The problem, above all of the other problems I just stated, was that I wasn’t the only one to fall for him. O was right there with me. The more I believed that he was leaving, that he was choosing me, that the forever I saw with him was right around the corner, the more I let him into her life. She loved his children, his gifts, his silly dances in our living room. She loved his big truck and the trips to Chuck E Cheese we took in it. But more than anything, she loved how happy he made me. He made me cheerful, optimistic, silly, fun – all the things a six year old wants in a Mom on a day-to-day basis.
Let’s just skip ahead, why don’t we. It’s a year and a few months after that first meeting and O and I are getting into bed. I realize in this moment that the text I sent earlier in the day breaking it off was the first time I meant it. That all the other times were either a threat, an attempt to light a fire that didn’t exist under him, or a knee-jerk reaction from anger or despair and that when the emotions settled, I would miss him enough to take it all back. This time was different. I no longer had any anger, or sadness. I was relieved to be free of it all, and this is why I knew it was time to tell O.

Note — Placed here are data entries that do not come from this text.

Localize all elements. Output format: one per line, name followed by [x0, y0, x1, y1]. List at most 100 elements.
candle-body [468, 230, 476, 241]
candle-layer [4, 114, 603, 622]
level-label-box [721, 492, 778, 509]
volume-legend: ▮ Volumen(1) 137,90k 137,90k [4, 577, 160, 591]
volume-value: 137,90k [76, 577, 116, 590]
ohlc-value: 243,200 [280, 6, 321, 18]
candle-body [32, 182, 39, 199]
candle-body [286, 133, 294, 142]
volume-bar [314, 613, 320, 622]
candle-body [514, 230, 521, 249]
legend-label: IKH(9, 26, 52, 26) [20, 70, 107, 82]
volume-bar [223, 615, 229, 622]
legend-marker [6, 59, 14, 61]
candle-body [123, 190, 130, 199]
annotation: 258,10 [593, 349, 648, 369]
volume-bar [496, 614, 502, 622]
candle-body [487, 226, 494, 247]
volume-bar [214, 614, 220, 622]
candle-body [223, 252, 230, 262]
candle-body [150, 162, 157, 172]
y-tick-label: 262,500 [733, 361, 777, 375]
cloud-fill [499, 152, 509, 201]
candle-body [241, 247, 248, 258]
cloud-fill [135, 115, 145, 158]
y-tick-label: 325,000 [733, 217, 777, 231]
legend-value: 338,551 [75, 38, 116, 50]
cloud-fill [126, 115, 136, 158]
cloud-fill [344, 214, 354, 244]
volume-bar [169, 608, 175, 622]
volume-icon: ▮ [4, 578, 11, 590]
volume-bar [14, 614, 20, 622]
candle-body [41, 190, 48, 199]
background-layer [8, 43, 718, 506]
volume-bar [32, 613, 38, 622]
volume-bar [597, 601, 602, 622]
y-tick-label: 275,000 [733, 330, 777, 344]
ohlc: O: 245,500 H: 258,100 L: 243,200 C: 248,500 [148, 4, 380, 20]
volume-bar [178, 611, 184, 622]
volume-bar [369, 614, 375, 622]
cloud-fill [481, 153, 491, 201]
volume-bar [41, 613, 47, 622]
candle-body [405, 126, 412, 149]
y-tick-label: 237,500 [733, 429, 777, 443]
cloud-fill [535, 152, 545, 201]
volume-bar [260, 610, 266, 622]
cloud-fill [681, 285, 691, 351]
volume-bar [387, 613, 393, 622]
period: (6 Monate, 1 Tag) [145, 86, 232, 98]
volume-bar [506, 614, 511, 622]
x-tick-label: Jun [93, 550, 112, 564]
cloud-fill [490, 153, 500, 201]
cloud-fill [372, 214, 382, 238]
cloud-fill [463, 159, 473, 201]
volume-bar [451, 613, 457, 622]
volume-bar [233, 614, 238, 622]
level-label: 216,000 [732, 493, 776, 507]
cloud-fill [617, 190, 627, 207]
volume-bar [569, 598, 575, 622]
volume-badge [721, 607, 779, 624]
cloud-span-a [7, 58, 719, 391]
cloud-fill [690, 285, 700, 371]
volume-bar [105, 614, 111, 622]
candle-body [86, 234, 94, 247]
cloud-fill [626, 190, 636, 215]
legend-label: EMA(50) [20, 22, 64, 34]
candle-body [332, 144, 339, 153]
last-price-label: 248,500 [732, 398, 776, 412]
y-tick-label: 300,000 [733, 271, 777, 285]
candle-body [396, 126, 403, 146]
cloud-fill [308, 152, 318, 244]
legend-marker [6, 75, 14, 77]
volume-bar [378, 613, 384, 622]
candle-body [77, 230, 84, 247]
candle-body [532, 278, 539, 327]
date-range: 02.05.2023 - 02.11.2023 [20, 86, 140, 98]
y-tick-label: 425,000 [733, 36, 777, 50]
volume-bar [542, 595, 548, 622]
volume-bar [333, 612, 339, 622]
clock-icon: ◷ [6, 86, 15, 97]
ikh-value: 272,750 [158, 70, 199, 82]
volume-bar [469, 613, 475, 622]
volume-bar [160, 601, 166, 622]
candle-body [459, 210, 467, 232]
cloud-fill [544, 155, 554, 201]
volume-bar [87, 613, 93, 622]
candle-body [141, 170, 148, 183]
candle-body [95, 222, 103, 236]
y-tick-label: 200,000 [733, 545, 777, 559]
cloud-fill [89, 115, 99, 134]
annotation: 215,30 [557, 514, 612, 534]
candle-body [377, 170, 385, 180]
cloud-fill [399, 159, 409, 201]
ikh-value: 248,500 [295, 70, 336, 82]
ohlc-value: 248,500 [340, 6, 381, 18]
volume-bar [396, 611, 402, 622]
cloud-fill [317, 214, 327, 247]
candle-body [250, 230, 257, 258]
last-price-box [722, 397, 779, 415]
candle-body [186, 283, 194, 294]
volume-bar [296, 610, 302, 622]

“You broke up?” She asked, with tears in her eyes. “Why?”
Because he’s a lying sack of shit, I wanted to say. (Okay, maybe some anger resided.)

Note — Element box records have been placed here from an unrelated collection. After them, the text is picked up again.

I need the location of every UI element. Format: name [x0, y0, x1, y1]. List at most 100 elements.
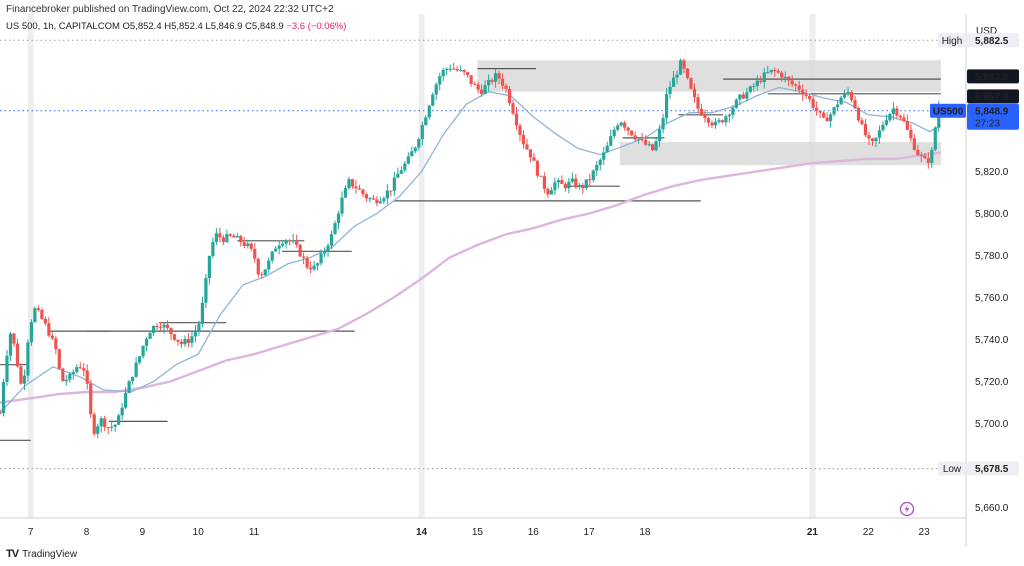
candle-body: [364, 194, 369, 199]
candle-body: [581, 185, 585, 189]
candle-body: [176, 339, 180, 342]
candle-body: [748, 86, 752, 93]
candle-body: [155, 325, 159, 328]
candle-body: [459, 70, 463, 72]
candle-body: [54, 338, 58, 350]
candle-body: [103, 418, 107, 428]
price-label-2-bg: [967, 89, 1019, 104]
week-separator: [809, 14, 816, 518]
candle-body: [706, 118, 711, 123]
candle-body: [476, 84, 480, 90]
candle-body: [633, 135, 637, 140]
candle-body: [640, 139, 644, 141]
candle-body: [50, 335, 54, 339]
time-tick-label: 7: [28, 527, 34, 538]
week-separators: [27, 14, 816, 518]
candle-body: [410, 151, 414, 157]
candle-body: [521, 135, 526, 145]
candle-body: [556, 180, 560, 183]
candle-body: [270, 251, 274, 261]
candle-body: [308, 267, 313, 270]
candle-body: [884, 120, 889, 125]
candle-body: [675, 74, 679, 78]
candle-body: [856, 108, 861, 121]
candle-body: [385, 190, 389, 199]
candle-body: [179, 341, 184, 345]
candle-body: [61, 368, 65, 382]
time-axis-ticks[interactable]: 7 8 9 10 11 14 15 16 17 18 21 22 23: [28, 527, 930, 538]
candle-body: [302, 256, 306, 258]
candle-body: [745, 92, 749, 99]
candle-body: [371, 198, 376, 200]
candle-body: [36, 308, 40, 310]
candle-body: [190, 336, 194, 343]
candle-body: [375, 199, 379, 204]
candle-body: [368, 198, 372, 200]
candle-body: [699, 108, 704, 115]
candle-body: [267, 260, 271, 270]
candle-body: [253, 248, 257, 259]
candle-body: [738, 94, 742, 100]
candle-body: [811, 99, 815, 108]
candle-body: [626, 127, 630, 131]
candle-body: [794, 84, 798, 86]
low-price-bg: [967, 461, 1019, 476]
candle-body: [563, 183, 567, 189]
ohlc-values: O5,852.4 H5,852.4 L5,846.9 C5,848.9: [122, 21, 284, 32]
candle-body: [452, 68, 456, 70]
candle-body: [249, 243, 253, 249]
candle-body: [19, 366, 23, 384]
candle-body: [539, 175, 543, 177]
candle-body: [602, 152, 606, 160]
candle-body: [462, 70, 466, 73]
price-change: −3.6 (−0.06%): [286, 21, 347, 32]
candle-body: [657, 129, 662, 142]
candle-body: [277, 245, 281, 249]
candle-body: [137, 356, 142, 363]
candle-body: [490, 79, 494, 82]
candle-body: [232, 235, 236, 238]
price-tick-label: 5,660.0: [975, 503, 1009, 514]
candle-body: [769, 69, 773, 73]
candle-body: [473, 83, 477, 85]
candle-body: [546, 188, 550, 195]
candle-body: [235, 236, 239, 238]
time-tick-label: 17: [584, 527, 596, 538]
candle-body: [469, 75, 473, 84]
candle-body: [500, 78, 505, 86]
candle-body: [144, 338, 149, 346]
candle-body: [682, 60, 686, 69]
candle-body: [598, 159, 602, 165]
candle-body: [497, 73, 501, 79]
symbol-badge-label: US500: [933, 106, 964, 117]
tradingview-brand[interactable]: TV TradingView: [6, 548, 77, 560]
bolt-icon[interactable]: [899, 501, 915, 517]
candle-body: [438, 76, 442, 85]
candle-body: [832, 107, 836, 115]
candle-body: [281, 243, 285, 246]
candle-body: [117, 415, 121, 425]
candle-body: [664, 94, 669, 118]
candle-body: [905, 121, 909, 130]
candle-body: [357, 188, 362, 190]
candle-body: [926, 158, 930, 163]
candle-body: [186, 338, 191, 343]
candle-body: [863, 124, 868, 136]
candle-body: [654, 141, 658, 151]
low-price-value: 5,678.5: [975, 464, 1009, 475]
candle-body: [480, 89, 484, 94]
candle-body: [71, 372, 75, 374]
candle-body: [720, 120, 725, 123]
candle-body: [577, 185, 581, 188]
candle-body: [570, 178, 574, 182]
candle-body: [120, 407, 124, 416]
candle-body: [413, 147, 417, 152]
symbol-name: US 500, 1h, CAPITALCOM: [6, 21, 120, 32]
candle-body: [305, 257, 309, 268]
candle-body: [588, 179, 592, 181]
candle-body: [787, 76, 791, 81]
candle-body: [256, 258, 260, 275]
high-price-bg: [967, 33, 1019, 48]
candle-body: [431, 94, 435, 106]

“Because sometimes people aren’t meant to be together,” I said.
“So, you’re not going to marry him?”
“No, I am not.”
After a few moments, she wiped her eyes and said, “I’m going to miss him a lot.”
“Me too.” I said, crying for the first and only time since ending the relationship.
The tears were not for him, but for her. I suddenly found myself falling down something different; a spiral of guilt. Guilt for letting someone who was covered in red flags into my daughter’s life. That I let her believe in a family that will never happen. Guilt for the times that I was glued to my phone, waiting for answers from him. For the times I was sad and miserable because he had let me down. Guilt for not sticking to the plan of never falling in love again and growing old with only O and at least 27 cats. Had I done it all wrong? Was I supposed to wait until everything fit perfectly, and we were ready to merge our lives before introducing them? Was I supposed to keep all of my happiness from her because sometimes the happiness came with despair?
Then, I thought about all of the times he made her laugh. I thought about the times he helped to teach her how to count while playing board games on the floor. I thought about the sweet texts we would secretly send each other when our kids bonded, drawing pictures together or making paper airplanes.
O was never in despair because of him. He never let her down, not once. Her memories of him are only good, happy, full of kindness. I only shared in the joy with her, never the sadness. Despite my anger, my confusions, my never-ending, fleeting feelings of maybe some day…, he was a light in her life, if only for a short time. And I promised from the beginning to fill her life with light. Even if, sometimes, the light goes out.